The algorithm was originally created by Dr. Oakley and Mr Gary Ungless. Cambridge Neurotechnology was co-founded by Dr Nigel Oakley. Additional validation work was performed by the company MiniMitter who licensed the Actiwatch technology from Cambridge Neurotechnology until 2008 when MiniMitter was purchased by Respironics and subsequently Philips who also bought all rights to Actiwatch at that time. The same algorithms have hence been used by Cambridge Neurotechnology, Philips and by CamNtech.
These manufacturers have produced actigraphy devices such as Philips Health Band, Actiwatch, MotionWatch8, and Actical.
Algorithm
The algorithm takes as input epoch-by-epoch count values. The algorithm itself has been communicated by the manufacturers via product information documents. For example, Cambridge Neurotechnologiesy shares the algorithm via a pdf titled “Information bulletin no.3 sleep algorithms” (please contact manufacturer for copy), and for Actiwatch by Respironics it was described in “Actiwatch Communication and Sleep Analysis Software: Instruction Manual Appendix A” link to pdf.

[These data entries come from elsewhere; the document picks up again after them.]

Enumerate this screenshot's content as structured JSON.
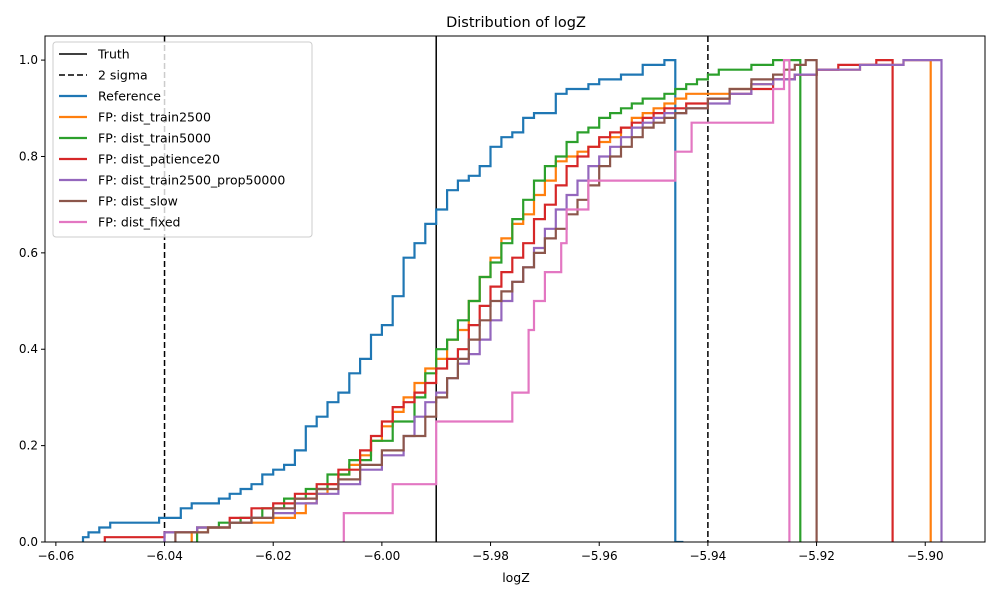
{
  "chart_data": {
    "type": "line",
    "title": "Distribution of logZ",
    "xlabel": "logZ",
    "ylabel": "",
    "xlim": [
      -6.062,
      -5.889
    ],
    "ylim": [
      0.0,
      1.05
    ],
    "xticks": [
      -6.06,
      -6.04,
      -6.02,
      -6.0,
      -5.98,
      -5.96,
      -5.94,
      -5.92,
      -5.9
    ],
    "xtick_labels": [
      "−6.06",
      "−6.04",
      "−6.02",
      "−6.00",
      "−5.98",
      "−5.96",
      "−5.94",
      "−5.92",
      "−5.90"
    ],
    "yticks": [
      0.0,
      0.2,
      0.4,
      0.6,
      0.8,
      1.0
    ],
    "ytick_labels": [
      "0.0",
      "0.2",
      "0.4",
      "0.6",
      "0.8",
      "1.0"
    ],
    "grid": false,
    "legend_position": "top-left",
    "reference_lines": [
      {
        "name": "Truth",
        "x": -5.99,
        "style": "solid",
        "color": "#000000"
      },
      {
        "name": "2 sigma",
        "x": -6.04,
        "style": "dashed",
        "color": "#000000"
      },
      {
        "name": "2 sigma",
        "x": -5.94,
        "style": "dashed",
        "color": "#000000"
      }
    ],
    "series": [
      {
        "name": "Reference",
        "color": "#1f77b4",
        "x": [
          -6.055,
          -6.054,
          -6.052,
          -6.05,
          -6.046,
          -6.041,
          -6.037,
          -6.035,
          -6.033,
          -6.03,
          -6.028,
          -6.026,
          -6.024,
          -6.022,
          -6.02,
          -6.018,
          -6.016,
          -6.014,
          -6.012,
          -6.01,
          -6.008,
          -6.006,
          -6.004,
          -6.002,
          -6.0,
          -5.998,
          -5.996,
          -5.994,
          -5.992,
          -5.99,
          -5.988,
          -5.986,
          -5.984,
          -5.982,
          -5.98,
          -5.978,
          -5.976,
          -5.974,
          -5.972,
          -5.97,
          -5.968,
          -5.966,
          -5.964,
          -5.962,
          -5.96,
          -5.958,
          -5.956,
          -5.954,
          -5.952,
          -5.948,
          -5.946,
          -5.9445
        ],
        "y": [
          0.01,
          0.02,
          0.03,
          0.04,
          0.04,
          0.05,
          0.07,
          0.08,
          0.08,
          0.09,
          0.1,
          0.11,
          0.12,
          0.14,
          0.15,
          0.16,
          0.19,
          0.24,
          0.26,
          0.29,
          0.31,
          0.35,
          0.38,
          0.43,
          0.45,
          0.51,
          0.59,
          0.62,
          0.66,
          0.69,
          0.73,
          0.75,
          0.76,
          0.78,
          0.82,
          0.84,
          0.85,
          0.88,
          0.89,
          0.89,
          0.93,
          0.94,
          0.94,
          0.95,
          0.96,
          0.96,
          0.97,
          0.97,
          0.99,
          1.0,
          0.0,
          0.0
        ]
      },
      {
        "name": "FP: dist_train2500",
        "color": "#ff7f0e",
        "x": [
          -6.035,
          -6.032,
          -6.028,
          -6.024,
          -6.02,
          -6.016,
          -6.014,
          -6.012,
          -6.01,
          -6.008,
          -6.006,
          -6.004,
          -6.002,
          -6.0,
          -5.998,
          -5.996,
          -5.994,
          -5.992,
          -5.99,
          -5.988,
          -5.986,
          -5.984,
          -5.982,
          -5.98,
          -5.978,
          -5.976,
          -5.974,
          -5.972,
          -5.97,
          -5.968,
          -5.966,
          -5.964,
          -5.962,
          -5.96,
          -5.958,
          -5.956,
          -5.954,
          -5.952,
          -5.95,
          -5.948,
          -5.946,
          -5.944,
          -5.94,
          -5.936,
          -5.932,
          -5.928,
          -5.924,
          -5.92,
          -5.916,
          -5.912,
          -5.908,
          -5.904,
          -5.901,
          -5.899
        ],
        "y": [
          0.02,
          0.03,
          0.04,
          0.04,
          0.05,
          0.06,
          0.08,
          0.1,
          0.12,
          0.14,
          0.16,
          0.18,
          0.21,
          0.24,
          0.27,
          0.3,
          0.33,
          0.36,
          0.38,
          0.42,
          0.44,
          0.5,
          0.55,
          0.59,
          0.63,
          0.66,
          0.68,
          0.72,
          0.75,
          0.79,
          0.8,
          0.81,
          0.82,
          0.83,
          0.84,
          0.86,
          0.88,
          0.89,
          0.9,
          0.91,
          0.92,
          0.93,
          0.93,
          0.94,
          0.95,
          0.96,
          0.97,
          0.98,
          0.98,
          0.99,
          0.99,
          1.0,
          1.0,
          0.0
        ]
      },
      {
        "name": "FP: dist_train5000",
        "color": "#2ca02c",
        "x": [
          -6.034,
          -6.03,
          -6.026,
          -6.022,
          -6.018,
          -6.014,
          -6.01,
          -6.006,
          -6.002,
          -5.998,
          -5.994,
          -5.992,
          -5.99,
          -5.988,
          -5.986,
          -5.984,
          -5.982,
          -5.98,
          -5.978,
          -5.976,
          -5.974,
          -5.972,
          -5.97,
          -5.968,
          -5.966,
          -5.964,
          -5.962,
          -5.96,
          -5.958,
          -5.956,
          -5.954,
          -5.952,
          -5.95,
          -5.948,
          -5.946,
          -5.944,
          -5.942,
          -5.94,
          -5.938,
          -5.936,
          -5.932,
          -5.928,
          -5.926,
          -5.923
        ],
        "y": [
          0.03,
          0.04,
          0.05,
          0.07,
          0.09,
          0.11,
          0.14,
          0.17,
          0.21,
          0.25,
          0.3,
          0.35,
          0.4,
          0.42,
          0.46,
          0.5,
          0.55,
          0.58,
          0.62,
          0.67,
          0.71,
          0.75,
          0.78,
          0.8,
          0.83,
          0.85,
          0.86,
          0.88,
          0.89,
          0.9,
          0.91,
          0.92,
          0.92,
          0.93,
          0.94,
          0.95,
          0.96,
          0.97,
          0.98,
          0.98,
          0.99,
          1.0,
          1.0,
          0.0
        ]
      },
      {
        "name": "FP: dist_patience20",
        "color": "#d62728",
        "x": [
          -6.051,
          -6.04,
          -6.034,
          -6.028,
          -6.024,
          -6.02,
          -6.016,
          -6.012,
          -6.008,
          -6.004,
          -6.002,
          -6.0,
          -5.998,
          -5.996,
          -5.994,
          -5.992,
          -5.99,
          -5.988,
          -5.986,
          -5.984,
          -5.982,
          -5.98,
          -5.978,
          -5.976,
          -5.974,
          -5.972,
          -5.97,
          -5.968,
          -5.966,
          -5.964,
          -5.962,
          -5.96,
          -5.958,
          -5.956,
          -5.954,
          -5.952,
          -5.95,
          -5.948,
          -5.946,
          -5.944,
          -5.94,
          -5.936,
          -5.932,
          -5.928,
          -5.924,
          -5.92,
          -5.916,
          -5.912,
          -5.909,
          -5.906
        ],
        "y": [
          0.01,
          0.02,
          0.03,
          0.05,
          0.07,
          0.08,
          0.1,
          0.12,
          0.15,
          0.19,
          0.22,
          0.25,
          0.28,
          0.29,
          0.31,
          0.33,
          0.36,
          0.38,
          0.4,
          0.45,
          0.49,
          0.53,
          0.56,
          0.59,
          0.62,
          0.67,
          0.7,
          0.74,
          0.78,
          0.8,
          0.82,
          0.84,
          0.85,
          0.86,
          0.87,
          0.88,
          0.89,
          0.9,
          0.9,
          0.91,
          0.92,
          0.93,
          0.94,
          0.96,
          0.97,
          0.98,
          0.99,
          0.99,
          1.0,
          0.0
        ]
      },
      {
        "name": "FP: dist_train2500_prop50000",
        "color": "#9467bd",
        "x": [
          -6.04,
          -6.034,
          -6.028,
          -6.024,
          -6.02,
          -6.016,
          -6.012,
          -6.008,
          -6.004,
          -6.0,
          -5.996,
          -5.994,
          -5.992,
          -5.99,
          -5.988,
          -5.986,
          -5.984,
          -5.982,
          -5.98,
          -5.978,
          -5.976,
          -5.974,
          -5.972,
          -5.97,
          -5.968,
          -5.966,
          -5.964,
          -5.962,
          -5.96,
          -5.958,
          -5.956,
          -5.954,
          -5.952,
          -5.95,
          -5.948,
          -5.946,
          -5.944,
          -5.94,
          -5.936,
          -5.932,
          -5.928,
          -5.924,
          -5.92,
          -5.916,
          -5.912,
          -5.908,
          -5.904,
          -5.901,
          -5.897
        ],
        "y": [
          0.02,
          0.03,
          0.04,
          0.05,
          0.06,
          0.08,
          0.1,
          0.12,
          0.15,
          0.18,
          0.22,
          0.26,
          0.29,
          0.31,
          0.34,
          0.37,
          0.39,
          0.42,
          0.46,
          0.5,
          0.54,
          0.57,
          0.61,
          0.65,
          0.69,
          0.72,
          0.75,
          0.78,
          0.8,
          0.82,
          0.84,
          0.86,
          0.87,
          0.88,
          0.89,
          0.89,
          0.9,
          0.91,
          0.93,
          0.95,
          0.96,
          0.97,
          0.98,
          0.98,
          0.99,
          0.99,
          1.0,
          1.0,
          0.0
        ]
      },
      {
        "name": "FP: dist_slow",
        "color": "#8c564b",
        "x": [
          -6.038,
          -6.032,
          -6.028,
          -6.024,
          -6.02,
          -6.016,
          -6.012,
          -6.008,
          -6.004,
          -6.0,
          -5.996,
          -5.992,
          -5.99,
          -5.988,
          -5.986,
          -5.984,
          -5.982,
          -5.98,
          -5.978,
          -5.976,
          -5.974,
          -5.972,
          -5.97,
          -5.968,
          -5.966,
          -5.964,
          -5.962,
          -5.96,
          -5.958,
          -5.956,
          -5.954,
          -5.952,
          -5.95,
          -5.948,
          -5.946,
          -5.944,
          -5.94,
          -5.936,
          -5.932,
          -5.928,
          -5.926,
          -5.924,
          -5.922,
          -5.92
        ],
        "y": [
          0.02,
          0.03,
          0.04,
          0.05,
          0.07,
          0.09,
          0.11,
          0.13,
          0.16,
          0.19,
          0.22,
          0.26,
          0.3,
          0.34,
          0.38,
          0.42,
          0.46,
          0.5,
          0.52,
          0.54,
          0.57,
          0.6,
          0.63,
          0.65,
          0.68,
          0.71,
          0.74,
          0.78,
          0.8,
          0.82,
          0.84,
          0.86,
          0.87,
          0.88,
          0.89,
          0.9,
          0.92,
          0.94,
          0.96,
          0.97,
          0.98,
          0.99,
          1.0,
          0.0
        ]
      },
      {
        "name": "FP: dist_fixed",
        "color": "#e377c2",
        "x": [
          -6.007,
          -5.998,
          -5.99,
          -5.984,
          -5.976,
          -5.973,
          -5.972,
          -5.97,
          -5.967,
          -5.966,
          -5.962,
          -5.958,
          -5.954,
          -5.95,
          -5.946,
          -5.943,
          -5.94,
          -5.936,
          -5.932,
          -5.928,
          -5.926,
          -5.925
        ],
        "y": [
          0.06,
          0.12,
          0.25,
          0.25,
          0.31,
          0.44,
          0.5,
          0.56,
          0.62,
          0.69,
          0.75,
          0.75,
          0.75,
          0.75,
          0.81,
          0.87,
          0.87,
          0.87,
          0.87,
          0.94,
          1.0,
          0.0
        ]
      }
    ]
  }
}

In short, the algorithm uses a weighted sum of the count value of the current and surrounding epochs, where weights and number of epochs to be used are dependent on the epoch length. The algorithm facilitates 15, 30, 60, and 120 second epoch lengths. In GGIR we only facilitate 15, 30 and 60.
The Oakley algorithm uses a threshold of 20, 40 or 80, which is documented here.
To use the GGIR implementation of this algorithm, specify parameter
HASIB.algo = "Oakley1997"
.
Data
Some data formats come with a sleep classification, which can be used
by setting parameter HASIB.algo = "data"
. This applies
to:
- Fitbit
- Philips Health Band
- Actiwatch and Motionwatch
If no sleep classification can be found in the data GGIR will fall
back on the second value of HASIB.algo
parameter. For
example, HASIB.algo = c("data", "Oakley1997")
.
However, if HASIB.algo
is specified to one of the before
mentioned algorithms, GGIR will attempt to apply those algorithms to the
data and will directly ignore the sleep classification in the data.
Dealing with expected or detected nonwear time segments
Depending on study protocol we may want to interpret invalid data
(typically non-wear) differently. When you set parameter
ignorenonwear=TRUE
(default) it will ignore any non-wear
period for the SIB detection. This is useful to prevent nonwear episodes
before going to bed or after waking up from contributing to sleep.